Data released for the year 2012 revealed that while the top 1 percent earned 21.9 percent of all reported gross income, they also shouldered the largest share of the tax burden at 38.1 percent. Simultaneously, the bottom 50 percent's tax burden was but 2.8 percent. In 2014, the top 1 percent's share of income dropped to 20.6 percent, while its tax burden jumped to 39.5 percent. Thus does our progressive tax system keep getting progressiver!
It leaves one to wonder how Bookman would distribute a tax reduction fairly across income groups when 47 percent of those groups pay no taxes.
John R. Brown
Did Mayor Berke just need a win?
Mayor Andy Berke recently was quoted as saying: "Confederates fought against America to preserve slavery. That is the truth."
Hardly. The Union Army came here and attacked us. Hence the name, "The War of Northern Aggression." The Confederacy was/is America and fought for (not against) the freedom of America. At the center of the fight was the issue of states' rights. Lincoln himself said: "My paramount objective in this struggle is not either to save or destroy slavery." We simply refused to be lorded over by an oppressive government and so refused to conform to the unionists' demands. The facts speak to the truth.

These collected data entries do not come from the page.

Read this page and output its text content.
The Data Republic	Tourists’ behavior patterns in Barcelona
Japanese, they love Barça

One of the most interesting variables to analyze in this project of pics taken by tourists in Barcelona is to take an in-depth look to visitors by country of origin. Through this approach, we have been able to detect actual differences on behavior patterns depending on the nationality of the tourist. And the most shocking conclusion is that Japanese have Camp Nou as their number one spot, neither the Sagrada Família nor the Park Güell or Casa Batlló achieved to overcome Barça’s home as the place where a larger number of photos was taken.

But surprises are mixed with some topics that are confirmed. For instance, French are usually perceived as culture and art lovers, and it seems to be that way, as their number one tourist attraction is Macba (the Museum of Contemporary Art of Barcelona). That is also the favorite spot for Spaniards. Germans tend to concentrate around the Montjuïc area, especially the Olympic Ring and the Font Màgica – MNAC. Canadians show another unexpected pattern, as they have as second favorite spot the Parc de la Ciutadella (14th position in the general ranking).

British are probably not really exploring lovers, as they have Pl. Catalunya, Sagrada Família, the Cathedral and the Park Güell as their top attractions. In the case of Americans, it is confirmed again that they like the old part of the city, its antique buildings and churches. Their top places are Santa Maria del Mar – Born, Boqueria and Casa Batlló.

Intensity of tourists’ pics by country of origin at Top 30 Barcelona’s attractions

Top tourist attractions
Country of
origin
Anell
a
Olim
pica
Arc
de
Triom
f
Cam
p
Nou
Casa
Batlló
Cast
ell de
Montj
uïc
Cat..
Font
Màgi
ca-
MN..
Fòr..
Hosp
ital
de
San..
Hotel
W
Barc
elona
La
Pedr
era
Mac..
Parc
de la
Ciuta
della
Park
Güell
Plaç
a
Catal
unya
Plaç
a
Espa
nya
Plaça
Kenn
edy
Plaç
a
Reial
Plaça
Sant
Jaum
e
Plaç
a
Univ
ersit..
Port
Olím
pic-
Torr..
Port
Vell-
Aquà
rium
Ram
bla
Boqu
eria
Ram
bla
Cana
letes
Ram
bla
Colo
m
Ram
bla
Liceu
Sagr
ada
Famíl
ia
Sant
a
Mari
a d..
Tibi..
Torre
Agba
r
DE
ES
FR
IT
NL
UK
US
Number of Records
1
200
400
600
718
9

They shelled our churches during Sunday morning services. Slaves were incredibly expensive and so were owned only by the incredibly wealthy. The Confederate Army was comprised of poor dirt farmers who had no stake in slavery, and black folks fought for the Confederacy. Maybe Mr. Berke believes they fought to keep themselves enslaved? Perhaps Mr. Berke should edify himself (before they burn and rewrite books) in lieu of jumping on the neo-conformist bandwagon.
After the miserable failure of his Violence Reduction Initiative (how pretentious is that?), he needs a win.